The next day was Saturday, and the post office was open only from nine to noon. When Burrous couldn’t find the miniatures in his car, he drove back to Pac ’N’ Send to see if he might have left them there. At the wrapping shop they asked him, “Haven’t you seen the newspaper?”
A headline in the Sarasota Herald-Tribune said, SUSPECTED BOMB WAS JUST A PORTRAIT.
It emerged that the HAZMAT unit from the Manatee County Sheriff’s Office had arrived at police headquarters, Holmes Beach, shortly after five o’clock Friday afternoon. Lieutenant Harris of the bomb squad had taken a wary look at the package in the cordoned-off area among the recycling bins behind the Public Works Department. A portable X-ray machine that the HAZMAT carried in its response truck had revealed small nails inside the box. Lieutenant Harris had gotten out a water cannon, stood at a safe distance, and aimed the gun at the package.
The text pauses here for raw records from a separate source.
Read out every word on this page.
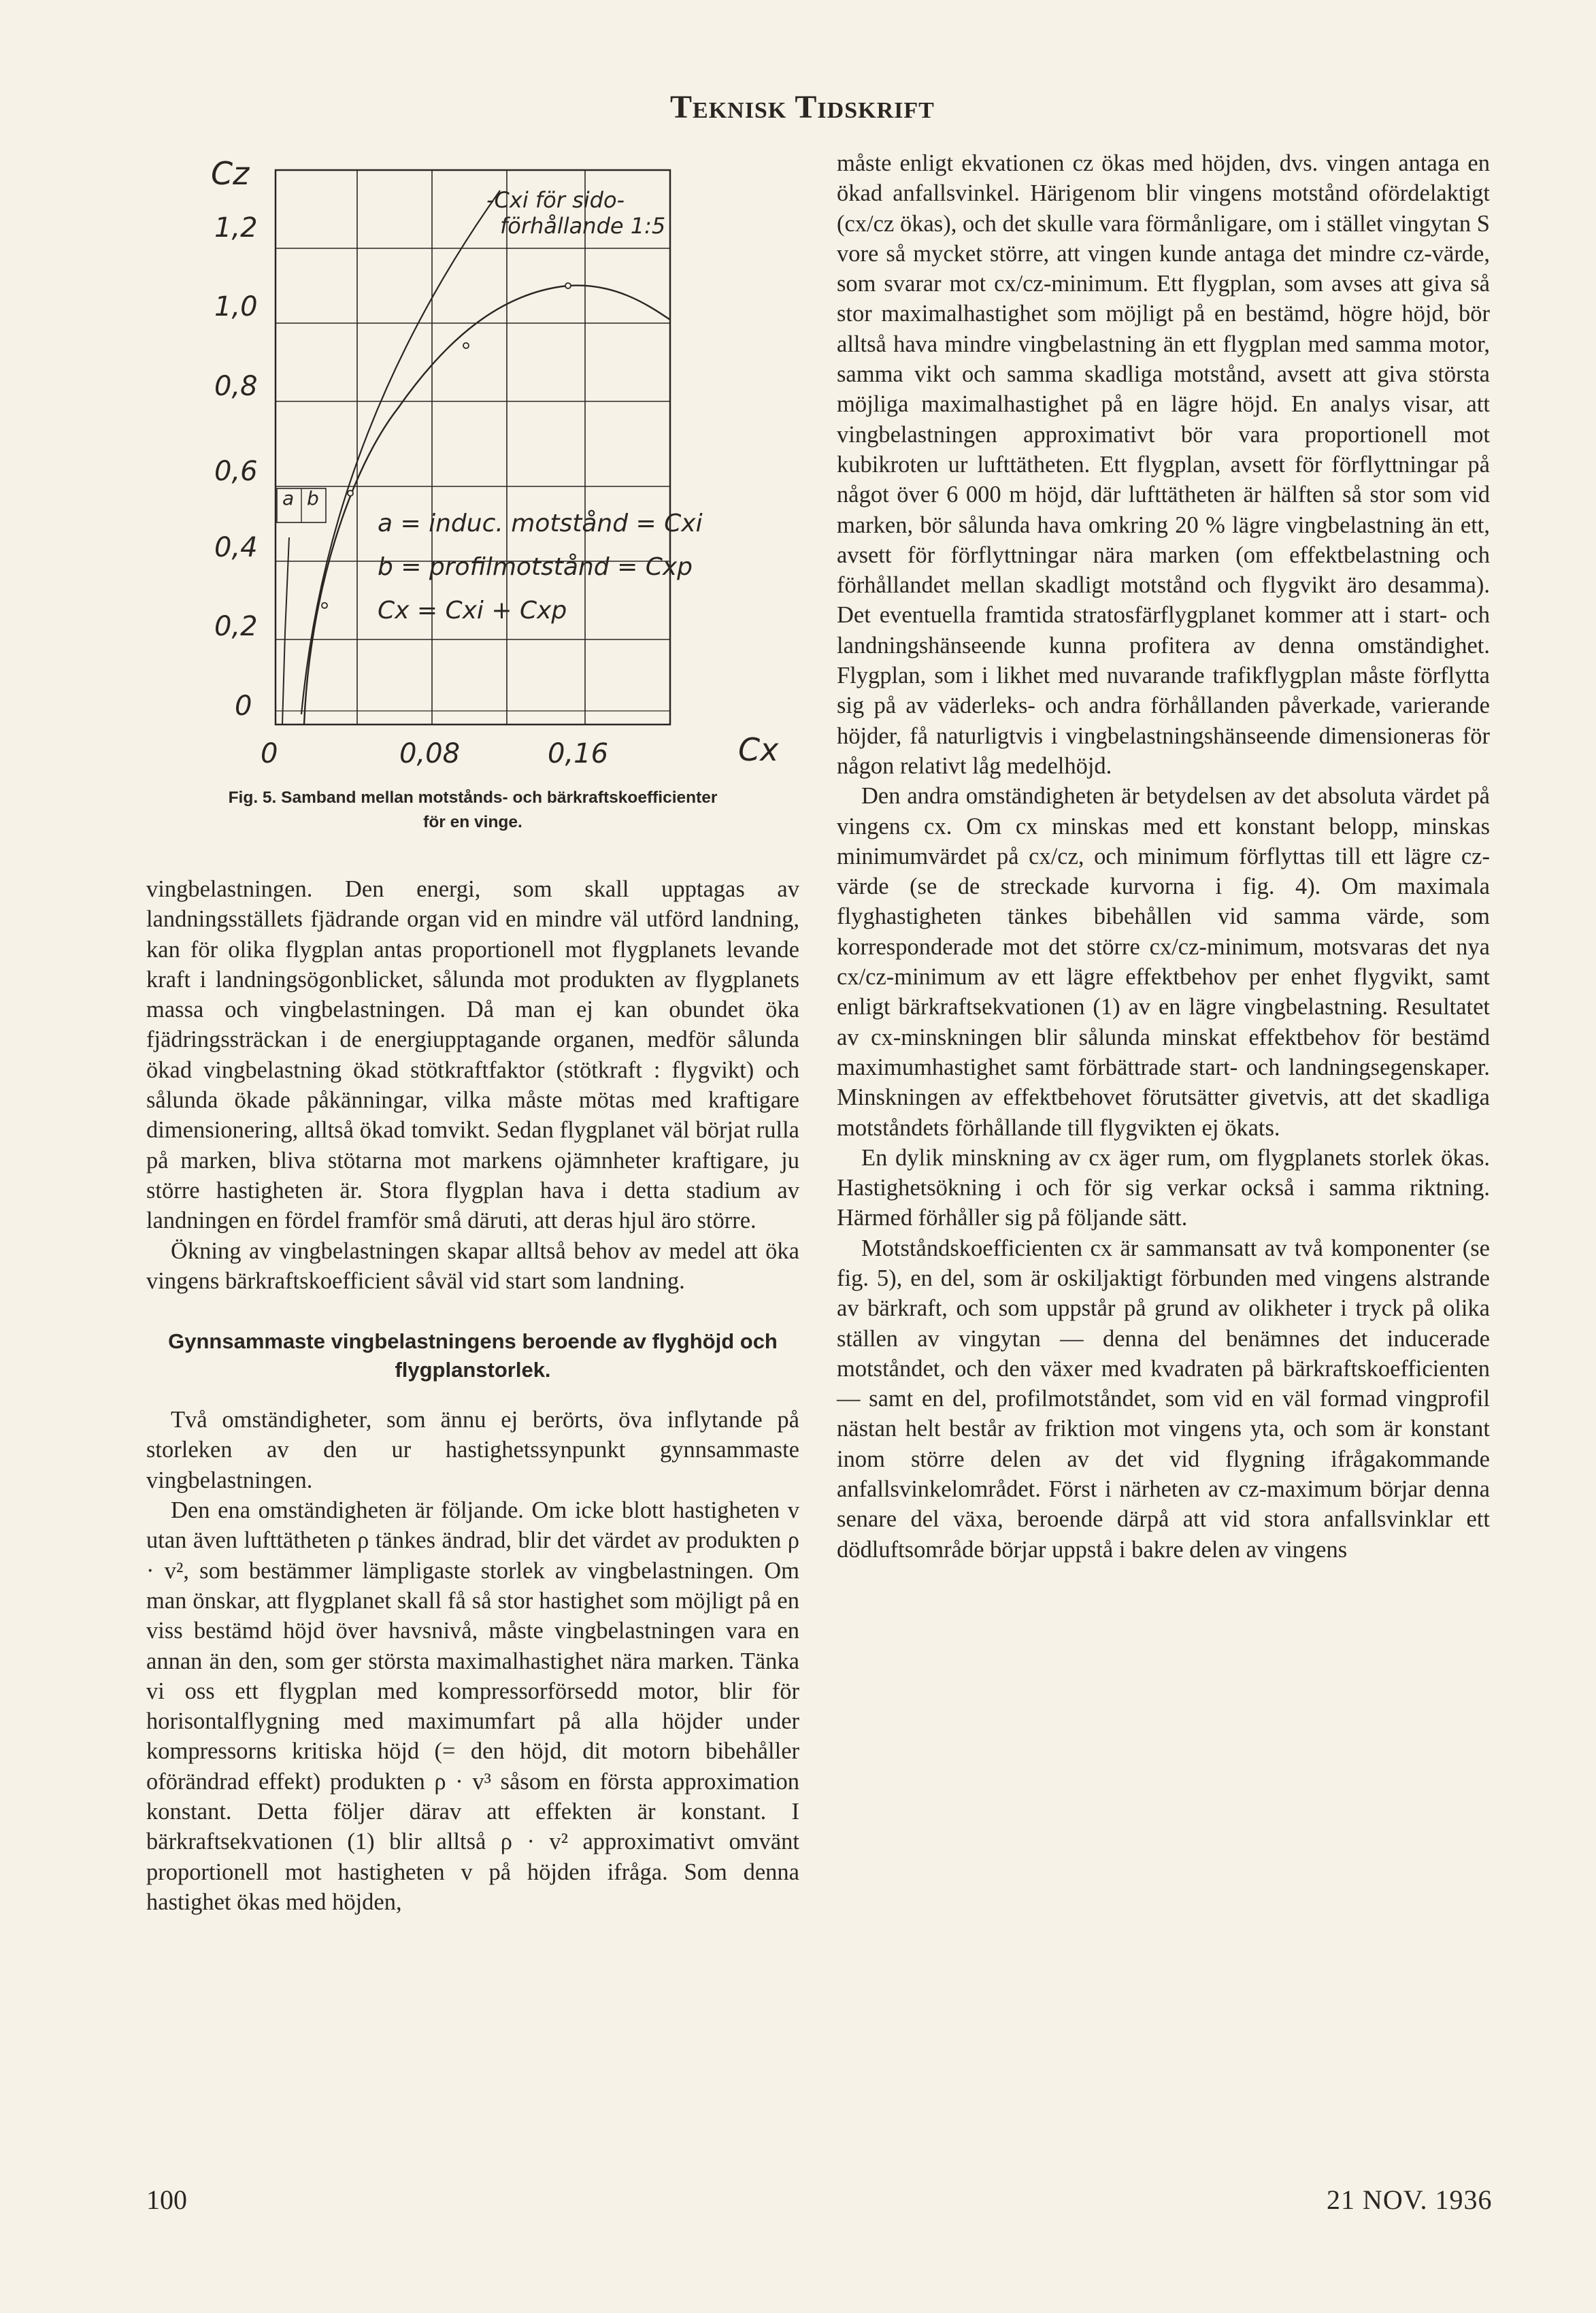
Teknisk Tidskrift
Cz
Cx
1,2
1,0
0,8
0,6
0,4
0,2
0
0	0,08	0,16
-Cxi för sido-
förhållande 1:5
a b
a = induc. motstånd = Cxi
b = profilmotstånd = Cxp
Cx = Cxi + Cxp
Fig. 5. Samband mellan motstånds- och bärkraftskoefficienter
för en vinge.

vingbelastningen. Den energi, som skall upptagas av landningsställets fjädrande organ vid en mindre väl utförd landning, kan för olika flygplan antas proportionell mot flygplanets levande kraft i landningsögonblicket, sålunda mot produkten av flygplanets massa och vingbelastningen. Då man ej kan obundet öka fjädringssträckan i de energiupptagande organen, medför sålunda ökad vingbelastning ökad stötkraftfaktor (stötkraft : flygvikt) och sålunda ökade påkänningar, vilka måste mötas med kraftigare dimensionering, alltså ökad tomvikt. Sedan flygplanet väl börjat rulla på marken, bliva stötarna mot markens ojämnheter kraftigare, ju större hastigheten är. Stora flygplan hava i detta stadium av landningen en fördel framför små däruti, att deras hjul äro större.

Ökning av vingbelastningen skapar alltså behov av medel att öka vingens bärkraftskoefficient såväl vid start som landning.

Gynnsammaste vingbelastningens beroende av flyghöjd och flygplanstorlek.

Två omständigheter, som ännu ej berörts, öva inflytande på storleken av den ur hastighetssynpunkt gynnsammaste vingbelastningen.

Den ena omständigheten är följande. Om icke blott hastigheten v utan även lufttätheten ρ tänkes ändrad, blir det värdet av produkten ρ · v², som bestämmer lämpligaste storlek av vingbelastningen. Om man önskar, att flygplanet skall få så stor hastighet som möjligt på en viss bestämd höjd över havsnivå, måste vingbelastningen vara en annan än den, som ger största maximalhastighet nära marken. Tänka vi oss ett flygplan med kompressorförsedd motor, blir för horisontalflygning med maximumfart på alla höjder under kompressorns kritiska höjd (= den höjd, dit motorn bibehåller oförändrad effekt) produkten ρ · v³ såsom en första approximation konstant. Detta följer därav att effekten är konstant. I bärkraftsekvationen (1) blir alltså ρ · v² approximativt omvänt proportionell mot hastigheten v på höjden ifråga. Som denna hastighet ökas med höjden,

måste enligt ekvationen cz ökas med höjden, dvs. vingen antaga en ökad anfallsvinkel. Härigenom blir vingens motstånd ofördelaktigt (cx/cz ökas), och det skulle vara förmånligare, om i stället vingytan S vore så mycket större, att vingen kunde antaga det mindre cz-värde, som svarar mot cx/cz-minimum. Ett flygplan, som avses att giva så stor maximalhastighet som möjligt på en bestämd, högre höjd, bör alltså hava mindre vingbelastning än ett flygplan med samma motor, samma vikt och samma skadliga motstånd, avsett att giva största möjliga maximalhastighet på en lägre höjd. En analys visar, att vingbelastningen approximativt bör vara proportionell mot kubikroten ur lufttätheten. Ett flygplan, avsett för förflyttningar på något över 6 000 m höjd, där lufttätheten är hälften så stor som vid marken, bör sålunda hava omkring 20 % lägre vingbelastning än ett, avsett för förflyttningar nära marken (om effektbelastning och förhållandet mellan skadligt motstånd och flygvikt äro desamma). Det eventuella framtida stratosfärflygplanet kommer att i start- och landningshänseende kunna profitera av denna omständighet. Flygplan, som i likhet med nuvarande trafikflygplan måste förflytta sig på av väderleks- och andra förhållanden påverkade, varierande höjder, få naturligtvis i vingbelastningshänseende dimensioneras för någon relativt låg medelhöjd.

Den andra omständigheten är betydelsen av det absoluta värdet på vingens cx. Om cx minskas med ett konstant belopp, minskas minimumvärdet på cx/cz, och minimum förflyttas till ett lägre cz-värde (se de streckade kurvorna i fig. 4). Om maximala flyghastigheten tänkes bibehållen vid samma värde, som korresponderade mot det större cx/cz-minimum, motsvaras det nya cx/cz-minimum av ett lägre effektbehov per enhet flygvikt, samt enligt bärkraftsekvationen (1) av en lägre vingbelastning. Resultatet av cx-minskningen blir sålunda minskat effektbehov för bestämd maximumhastighet samt förbättrade start- och landningsegenskaper. Minskningen av effektbehovet förutsätter givetvis, att det skadliga motståndets förhållande till flygvikten ej ökats.

En dylik minskning av cx äger rum, om flygplanets storlek ökas. Hastighetsökning i och för sig verkar också i samma riktning. Härmed förhåller sig på följande sätt.

Motståndskoefficienten cx är sammansatt av två komponenter (se fig. 5), en del, som är oskiljaktigt förbunden med vingens alstrande av bärkraft, och som uppstår på grund av olikheter i tryck på olika ställen av vingytan — denna del benämnes det inducerade motståndet, och den växer med kvadraten på bärkraftskoefficienten — samt en del, profilmotståndet, som vid en väl formad vingprofil nästan helt består av friktion mot vingens yta, och som är konstant inom större delen av det vid flygning ifrågakommande anfallsvinkelområdet. Först i närheten av cz-maximum börjar denna senare del växa, beroende därpå att vid stora anfallsvinklar ett dödluftsområde börjar uppstå i bakre delen av vingens

100	21 NOV. 1936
Officer Cumston’s report of the event concluded: “The box was blown and the contents revealed. It was a packaged picture of George Washington. The remains were placed into Property. The nails were from the frame of the picture.”
Fred Burrous came on Monday to claim the residue.
Recounting “the sad and humiliating story” in a letter to his “dear Leone,” Burrous wrote that he was “mighty miserable” and was “so sorry that I could have done such a dumb thing.
“In speaking with the local police,” he went on, “I found that Martha is completely gone. George is about half there.”
When the remnants of the First Couple reached San Francisco, Miss Baxter handed them over to her lawyer and friend, Richard Stratton, who contacted Baxter’s friend the art dealer Herbert Hoover, who had known the tiny George and Martha back in the partygoing days when they were all there. He concluded that even the morsels that had survived were representative of the work of Gilbert Stuart “at his best, with his most celebrated subject.”
Miss Baxter’s lawyer filed an insurance claim.
The Manatee County Sheriff’s Office, Mrs. Comkowycz, and the Holmes Beach Police Department regard the case as closed. In their view, you simply can’t take chances nowadays with unmarked packages in your station wagon.